Le caractère secret donne du crédit à l’indépendantisme

Ces observations, consignées sur un rapport rédigé par un groupe d’analystes, figurent sur plusieurs e-mails à caractère interne, échangés entre plusieurs agents de Stratfor. Ces messages ont été identifiés à l’issue d’une sévère opération d’espionnage menée en juillet 2010 par le réseau d’activistes Anonymous sur 5 millions de courriers électroniques émis par l’agence Stratfor. En marge de la légalité, la révélation induite constitue un précédent en Catalogne, car les partisans de l’indépendance peuvent en tirer un certain crédit, augmenté par le caractère secret des informations mises au jour.
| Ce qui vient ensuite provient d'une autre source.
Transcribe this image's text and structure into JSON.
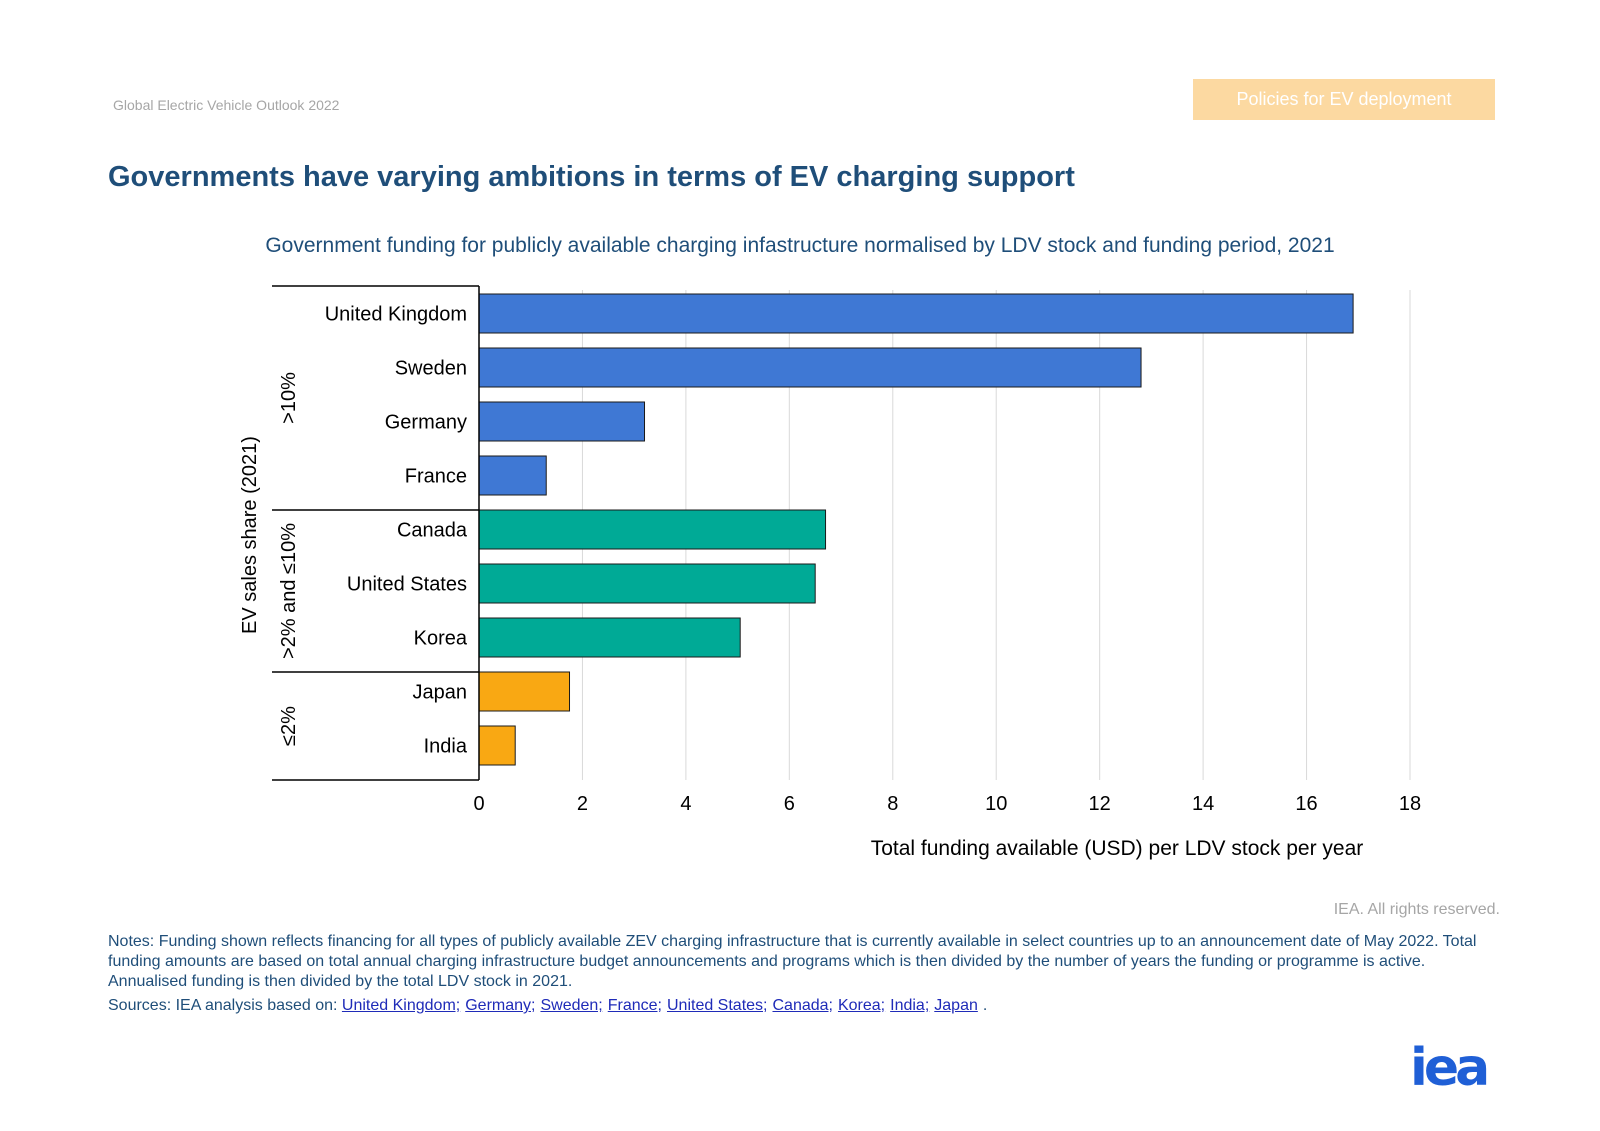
{
  "header": {
    "doc_title": "Global Electric Vehicle Outlook 2022",
    "section_tag": "Policies for EV deployment"
  },
  "headline": "Governments have varying ambitions in terms of EV charging support",
  "chart_data": {
    "type": "bar",
    "orientation": "horizontal",
    "title": "Government funding for publicly available charging infastructure normalised by LDV stock and funding period, 2021",
    "xlabel": "Total funding available (USD) per LDV stock per year",
    "ylabel": "EV sales share (2021)",
    "xlim": [
      0,
      18
    ],
    "xticks": [
      0,
      2,
      4,
      6,
      8,
      10,
      12,
      14,
      16,
      18
    ],
    "grid": "vertical",
    "groups": [
      {
        "label": ">10%",
        "color": "#3f78d4",
        "categories": [
          "United Kingdom",
          "Sweden",
          "Germany",
          "France"
        ],
        "values": [
          16.9,
          12.8,
          3.2,
          1.3
        ]
      },
      {
        "label": ">2% and ≤10%",
        "color": "#00aa96",
        "categories": [
          "Canada",
          "United States",
          "Korea"
        ],
        "values": [
          6.7,
          6.5,
          5.05
        ]
      },
      {
        "label": "≤2%",
        "color": "#f9a813",
        "categories": [
          "Japan",
          "India"
        ],
        "values": [
          1.75,
          0.7
        ]
      }
    ]
  },
  "footer": {
    "rights": "IEA. All rights reserved.",
    "notes": "Notes: Funding shown reflects financing for all types of publicly available ZEV charging infrastructure that is currently available in select countries up to an announcement date of May 2022. Total funding amounts are based on total annual charging infrastructure budget announcements and programs which is then divided by the number of years the funding or programme is active. Annualised funding is then divided by the total LDV stock in 2021.",
    "sources_prefix": "Sources: IEA analysis based on:",
    "source_links": [
      "United Kingdom;",
      "Germany;",
      "Sweden;",
      "France;",
      "United States;",
      "Canada;",
      "Korea;",
      "India;",
      "Japan"
    ],
    "sources_suffix": ".",
    "logo_text": "iea"
  }
}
Suite à cette révélation, le ministre-conseiller de l’Intérieur du gouvernement catalan, Felip Puig, déclarait que la journée du 11 septembre, qui comporte habituellement une grande manifestation nationaliste à Barcelone, serait « transcendante », car un « carrefour historique se présente ». De son avis, le « 11 de Setembre de 2012 ouvrira la porte à la liberté de la Catalogne » et la présence du président catalan, Artur Mas, au coeur de la mobilisation, est « possible ». Cette éventualité serait inédite, compte tenu d’un certain droit de réserve ordinairement observé par le chef de l’exécutif autonome.